An important component to self-building and self-definition is the evocative object. This is an object that, in both a literal and figurative sense, evokes memories, emotions, and meaning in the subject. The computer or networked device (technology) has for the modern person become the evocative object de rigueur. That is to say that the computer, the internet, the smartphone, the digital communication device, the killer app, and/or the SNS (social networking site) has for the vast majority of digital citizens become the evocative object that plays the biggest role in self- or identity-building. Through these technologies, we build relationships, express ourselves, get feedback from outsiders both familiar and strange to us, and invent a culture for ourselves. It is through these objects of profound importance and meaning that we realize, consciously or not, “human possibility,” or so Turkle would argue.
To (perhaps grossly) summarize Turkle's research, technology as evocative object plays a major role in building and defining the decentered self. She would argue that we can't separate technology from our emotions and social life/sociality. She has been in the forefront in identifying how technology profoundly (“singularly”) impacts the question of human identity and self. We define ourselves through technology. We can build one or more identities through technology.
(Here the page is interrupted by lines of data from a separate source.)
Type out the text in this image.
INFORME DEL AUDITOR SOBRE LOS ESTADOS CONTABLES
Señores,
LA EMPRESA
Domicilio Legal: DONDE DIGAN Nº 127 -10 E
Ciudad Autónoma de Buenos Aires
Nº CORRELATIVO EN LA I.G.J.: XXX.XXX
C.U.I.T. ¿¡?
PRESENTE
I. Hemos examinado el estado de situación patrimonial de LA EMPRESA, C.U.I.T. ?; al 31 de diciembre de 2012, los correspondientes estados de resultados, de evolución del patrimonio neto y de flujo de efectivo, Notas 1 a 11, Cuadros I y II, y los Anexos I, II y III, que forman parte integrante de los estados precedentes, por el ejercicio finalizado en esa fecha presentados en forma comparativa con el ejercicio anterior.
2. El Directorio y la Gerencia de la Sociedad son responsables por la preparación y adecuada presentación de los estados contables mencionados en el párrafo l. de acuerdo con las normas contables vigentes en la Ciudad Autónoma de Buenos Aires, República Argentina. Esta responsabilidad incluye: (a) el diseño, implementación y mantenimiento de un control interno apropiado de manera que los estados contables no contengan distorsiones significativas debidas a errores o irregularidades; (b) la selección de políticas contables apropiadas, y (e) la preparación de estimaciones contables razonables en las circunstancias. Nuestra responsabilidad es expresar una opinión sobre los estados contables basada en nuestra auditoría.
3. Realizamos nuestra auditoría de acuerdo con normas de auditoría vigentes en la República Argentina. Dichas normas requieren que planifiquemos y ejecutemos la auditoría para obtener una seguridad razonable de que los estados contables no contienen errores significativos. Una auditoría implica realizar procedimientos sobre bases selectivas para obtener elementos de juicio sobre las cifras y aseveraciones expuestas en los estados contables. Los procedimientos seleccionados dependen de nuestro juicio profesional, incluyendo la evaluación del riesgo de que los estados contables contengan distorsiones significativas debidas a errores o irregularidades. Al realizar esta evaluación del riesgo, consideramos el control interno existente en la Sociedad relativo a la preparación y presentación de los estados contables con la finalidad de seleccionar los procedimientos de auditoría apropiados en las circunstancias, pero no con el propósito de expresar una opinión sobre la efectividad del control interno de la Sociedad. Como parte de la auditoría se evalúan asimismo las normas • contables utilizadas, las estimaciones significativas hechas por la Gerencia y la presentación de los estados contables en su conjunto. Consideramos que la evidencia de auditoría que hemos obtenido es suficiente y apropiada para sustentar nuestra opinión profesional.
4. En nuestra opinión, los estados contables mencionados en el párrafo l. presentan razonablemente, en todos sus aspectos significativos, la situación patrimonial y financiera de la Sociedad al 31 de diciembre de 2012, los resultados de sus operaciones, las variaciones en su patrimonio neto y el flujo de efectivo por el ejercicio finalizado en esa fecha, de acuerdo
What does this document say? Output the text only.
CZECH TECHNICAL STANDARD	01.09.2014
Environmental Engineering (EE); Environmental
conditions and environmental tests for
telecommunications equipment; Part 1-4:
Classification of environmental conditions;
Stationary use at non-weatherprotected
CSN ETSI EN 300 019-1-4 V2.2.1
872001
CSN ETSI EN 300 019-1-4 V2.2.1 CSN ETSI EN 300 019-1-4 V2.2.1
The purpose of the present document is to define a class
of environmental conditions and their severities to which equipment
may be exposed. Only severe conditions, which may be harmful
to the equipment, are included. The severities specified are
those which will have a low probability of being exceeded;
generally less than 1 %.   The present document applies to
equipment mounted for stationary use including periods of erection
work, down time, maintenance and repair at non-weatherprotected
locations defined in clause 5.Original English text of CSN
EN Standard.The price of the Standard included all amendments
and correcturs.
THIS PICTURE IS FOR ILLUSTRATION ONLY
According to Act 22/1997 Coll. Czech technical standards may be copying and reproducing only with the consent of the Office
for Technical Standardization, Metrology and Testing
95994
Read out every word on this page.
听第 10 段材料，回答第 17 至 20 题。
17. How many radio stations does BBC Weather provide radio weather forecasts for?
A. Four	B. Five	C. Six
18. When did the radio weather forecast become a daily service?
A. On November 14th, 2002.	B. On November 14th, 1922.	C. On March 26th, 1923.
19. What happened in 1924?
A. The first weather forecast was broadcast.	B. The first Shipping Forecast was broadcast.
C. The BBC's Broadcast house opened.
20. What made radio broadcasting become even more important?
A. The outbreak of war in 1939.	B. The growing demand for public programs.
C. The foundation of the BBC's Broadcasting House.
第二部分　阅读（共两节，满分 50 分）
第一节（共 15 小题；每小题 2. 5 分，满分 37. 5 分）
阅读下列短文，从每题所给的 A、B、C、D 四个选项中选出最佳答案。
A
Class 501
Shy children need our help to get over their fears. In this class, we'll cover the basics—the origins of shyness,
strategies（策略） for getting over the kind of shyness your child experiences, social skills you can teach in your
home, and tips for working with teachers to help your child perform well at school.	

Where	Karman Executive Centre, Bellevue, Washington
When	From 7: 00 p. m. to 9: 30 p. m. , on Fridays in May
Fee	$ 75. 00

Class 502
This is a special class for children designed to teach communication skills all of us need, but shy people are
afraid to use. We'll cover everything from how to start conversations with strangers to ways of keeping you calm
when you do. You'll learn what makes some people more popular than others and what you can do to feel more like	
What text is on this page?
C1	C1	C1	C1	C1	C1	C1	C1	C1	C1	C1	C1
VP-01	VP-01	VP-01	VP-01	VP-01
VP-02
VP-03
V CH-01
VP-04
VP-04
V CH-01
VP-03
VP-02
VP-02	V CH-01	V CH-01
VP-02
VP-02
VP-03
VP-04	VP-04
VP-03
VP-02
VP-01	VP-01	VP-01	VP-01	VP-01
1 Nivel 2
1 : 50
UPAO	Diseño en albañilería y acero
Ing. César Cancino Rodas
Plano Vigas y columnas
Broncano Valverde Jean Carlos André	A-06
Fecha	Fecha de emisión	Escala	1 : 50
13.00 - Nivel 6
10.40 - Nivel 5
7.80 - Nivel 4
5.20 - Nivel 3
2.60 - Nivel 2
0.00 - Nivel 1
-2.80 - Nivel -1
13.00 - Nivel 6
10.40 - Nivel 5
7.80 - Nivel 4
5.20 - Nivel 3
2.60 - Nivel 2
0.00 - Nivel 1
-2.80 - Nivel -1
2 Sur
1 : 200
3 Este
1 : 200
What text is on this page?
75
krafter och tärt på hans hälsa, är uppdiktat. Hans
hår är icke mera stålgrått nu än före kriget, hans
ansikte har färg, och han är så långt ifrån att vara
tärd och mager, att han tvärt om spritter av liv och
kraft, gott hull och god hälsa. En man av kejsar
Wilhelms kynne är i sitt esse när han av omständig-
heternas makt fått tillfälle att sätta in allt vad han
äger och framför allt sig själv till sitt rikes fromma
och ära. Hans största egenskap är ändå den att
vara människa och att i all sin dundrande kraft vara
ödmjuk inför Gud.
In any event, I believe the decentered self as Turkle would put it draws direct parallels to the fractal self. Both are fragmented and fractured, pieced together from here and there, and can exist as more than one. Furthermore, technology plays a central role in the contruction of the fractal self or fractal identity. I will return to it later, but this raises the question that essentially the line between analog ("real life") and digital ("cyber," "online," or "networked") is blurred. Is it worthy making that distinction any more?